Recurrence Rate of Primary Bone and Soft Tissue Neoplasms of the Fingers
Jonathan Lans, MD; Kamilcan Oflazoglu, MD; Neal C Chen, MD; Santiago Lozano-Calderon, MD PhD
Massachusetts General Hospital, Boston, MA
Introduction: The influence of pathological finger fractures of primary bone tumors on the oncological outcome is unclear. The goal of this study was to identify if pathologic fractures of primary bone tumors of the fingers are associated with tumor recurrence
Methods: We retrospectively identified 110 patients with 112 primary bone tumors of the phalanges and metacarpals at two urban hospitals between 1992 and 2015. Tumors were classified on radiographs according to the modified Lodwick-Madewell classification and Enneking classification. We analyzed if patient demographics, tumor characteristics, or pathologic fracture were associated with recurrence. We performed a bivariate analysis to evaluate to evaluate these associations.

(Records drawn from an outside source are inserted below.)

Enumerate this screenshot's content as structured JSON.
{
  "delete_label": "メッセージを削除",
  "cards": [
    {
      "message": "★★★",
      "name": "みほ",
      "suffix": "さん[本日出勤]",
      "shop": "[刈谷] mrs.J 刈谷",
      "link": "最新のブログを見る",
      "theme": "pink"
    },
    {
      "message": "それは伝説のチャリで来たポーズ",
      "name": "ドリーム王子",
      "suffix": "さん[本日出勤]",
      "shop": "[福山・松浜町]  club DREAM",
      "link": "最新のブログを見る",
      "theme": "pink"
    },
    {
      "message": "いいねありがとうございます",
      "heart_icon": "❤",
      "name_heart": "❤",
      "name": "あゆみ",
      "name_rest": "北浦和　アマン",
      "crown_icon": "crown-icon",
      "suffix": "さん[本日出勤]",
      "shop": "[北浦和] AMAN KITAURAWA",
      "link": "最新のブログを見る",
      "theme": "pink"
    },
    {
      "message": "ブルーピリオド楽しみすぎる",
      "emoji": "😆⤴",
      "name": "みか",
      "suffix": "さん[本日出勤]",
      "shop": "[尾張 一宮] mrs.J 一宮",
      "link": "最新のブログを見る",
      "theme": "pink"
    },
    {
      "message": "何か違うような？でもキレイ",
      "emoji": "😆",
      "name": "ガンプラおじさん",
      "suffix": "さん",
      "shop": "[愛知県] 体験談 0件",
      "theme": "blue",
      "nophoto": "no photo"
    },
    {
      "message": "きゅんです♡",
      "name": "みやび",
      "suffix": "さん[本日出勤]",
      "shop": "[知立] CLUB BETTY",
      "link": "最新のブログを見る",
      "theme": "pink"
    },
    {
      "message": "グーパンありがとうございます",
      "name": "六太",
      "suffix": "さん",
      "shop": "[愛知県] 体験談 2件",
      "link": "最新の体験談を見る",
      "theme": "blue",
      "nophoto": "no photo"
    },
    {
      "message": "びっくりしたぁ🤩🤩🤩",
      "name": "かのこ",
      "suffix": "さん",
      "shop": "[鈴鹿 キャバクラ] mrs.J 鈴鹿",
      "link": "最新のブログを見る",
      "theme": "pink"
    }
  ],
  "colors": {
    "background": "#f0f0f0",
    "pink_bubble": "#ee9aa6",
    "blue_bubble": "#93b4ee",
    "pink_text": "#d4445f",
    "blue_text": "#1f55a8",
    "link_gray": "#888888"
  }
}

Results: The overall recurrence rate of phalangeal and metacarpal bone tumors was 11%. Malignant tumors had a higher recurrence rate compared to benign tumors, 29% versus 7.1% (p=0.031). Using the modified Lodwick-Madewell classification, the prevalence of malignant tumors was higher amongst the higher grades (p<0.001).
Conclusion: It appears that malignancy and higher histologic grade are more important predictors of recurrence than the presence of pathologic fracture. Larger studies are needed to determine the effect of pathologic fracture on recurrence.